Why is it important for the data-mining tool to have visualization capabilities?

Data visualization is the process of showing information in a tabular or graphical way. (Tan, Steinbach, & Kumar, 2006) While spreadsheets are one way of visualizing data it is often more useful for an audience to see data represented in a graphical way. Charts and graphs can be used to visualize patterns in the Iris dataset. One of the reasons that a tool like R is powerful are the built-in visualizations. Instead of having to transpose data from one tool into another you can build pie charts, histograms, and scatter plot graphs directly in the tool. This eliminates the data entry errors that can occur across tools.

Is an open source data mining tool better than a commercial one?  Why or why not?

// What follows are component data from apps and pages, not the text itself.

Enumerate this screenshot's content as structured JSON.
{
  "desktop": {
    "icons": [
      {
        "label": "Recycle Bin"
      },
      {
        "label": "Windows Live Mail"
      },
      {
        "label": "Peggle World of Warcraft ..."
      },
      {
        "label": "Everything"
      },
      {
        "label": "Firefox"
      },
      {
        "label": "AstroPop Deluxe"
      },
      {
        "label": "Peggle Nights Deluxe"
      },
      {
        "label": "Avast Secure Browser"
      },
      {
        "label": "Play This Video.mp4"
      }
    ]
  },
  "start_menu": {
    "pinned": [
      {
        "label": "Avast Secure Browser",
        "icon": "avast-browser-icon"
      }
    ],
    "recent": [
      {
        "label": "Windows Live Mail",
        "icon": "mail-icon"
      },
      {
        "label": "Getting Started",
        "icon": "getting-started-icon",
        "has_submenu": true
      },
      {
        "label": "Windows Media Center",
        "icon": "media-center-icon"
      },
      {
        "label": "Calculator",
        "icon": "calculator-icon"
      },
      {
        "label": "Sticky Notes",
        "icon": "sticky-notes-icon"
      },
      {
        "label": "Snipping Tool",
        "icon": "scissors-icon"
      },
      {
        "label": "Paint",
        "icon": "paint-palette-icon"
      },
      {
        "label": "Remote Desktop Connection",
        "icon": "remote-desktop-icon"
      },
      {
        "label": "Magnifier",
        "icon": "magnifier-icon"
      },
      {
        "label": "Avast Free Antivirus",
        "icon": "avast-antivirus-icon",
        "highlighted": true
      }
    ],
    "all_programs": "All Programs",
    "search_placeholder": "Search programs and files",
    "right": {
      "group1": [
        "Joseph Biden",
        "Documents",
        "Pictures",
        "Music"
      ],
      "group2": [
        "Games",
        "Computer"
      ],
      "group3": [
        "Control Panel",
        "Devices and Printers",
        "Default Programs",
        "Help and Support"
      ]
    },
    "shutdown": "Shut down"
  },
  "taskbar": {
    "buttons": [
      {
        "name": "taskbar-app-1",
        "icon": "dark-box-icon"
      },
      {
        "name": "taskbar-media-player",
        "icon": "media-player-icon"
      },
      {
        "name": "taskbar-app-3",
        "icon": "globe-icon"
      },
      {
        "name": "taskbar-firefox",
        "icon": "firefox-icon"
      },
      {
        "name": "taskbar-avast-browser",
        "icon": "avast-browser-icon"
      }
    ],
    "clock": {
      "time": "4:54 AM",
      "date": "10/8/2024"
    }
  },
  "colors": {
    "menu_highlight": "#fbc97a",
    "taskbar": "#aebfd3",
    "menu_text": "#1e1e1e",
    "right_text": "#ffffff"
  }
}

Over the course of my career I have worked with both open source and commercial software tools. Open source software described software whose source code is available for free redistribution and can be modified by anyone. (Open Source Initiative, 2007) Using open source software and tools typical has a lower cost of ownership that commercial tools. These types of tools often include a community of users who volunteer best practices and feature upgrades. This can give an organization greater flexibility over the control of their tools. The downside to using an open source tool comes in resolving bugs when an open source tool is abandoned. Since these types are tools are supported by volunteers many projects are abandoned with no avenue for getting fixes. On the other hand, commercial tools typically have dedicated support infrastructures. Enterprise customers purchases legally binding service level agreements(SLAs) that promise both timely support and upgrades. With the support systems behind them commercial tools have much higher cost of ownership for an organization. As a systems engineer for the federal government we use a combination of both commercial and open source software and tools. I encourage my clients to decide on which to use on a case by case basis. For the benefit of this question I would recommend using open source tools initially. The low cost of ownership and flexibility allows you to learn. Once the project has matured or needs a greater level of support than it is time to examine moving to a commercial tool.

References

Gordon, J. (2016, March 30). {ML} Machine Learning Recipies. Retrieved May 19, 2016, from Youtube: https://www.youtube.com/playlist?list=PLKX8hZ1Cat4P2cG_ha40e803oOl4aM7MK
Open Source Initiative. (2007, March 22). The Open Source Definition. Retrieved May 19, 2016, from Open Source Initiative: https://opensource.org/osd
Tan, P.-N., Steinbach, M., & Kumar, V. (2006). Introduction to Data Mining (Vol. 3). Boston, MA, USA: Pearson Education, Inc.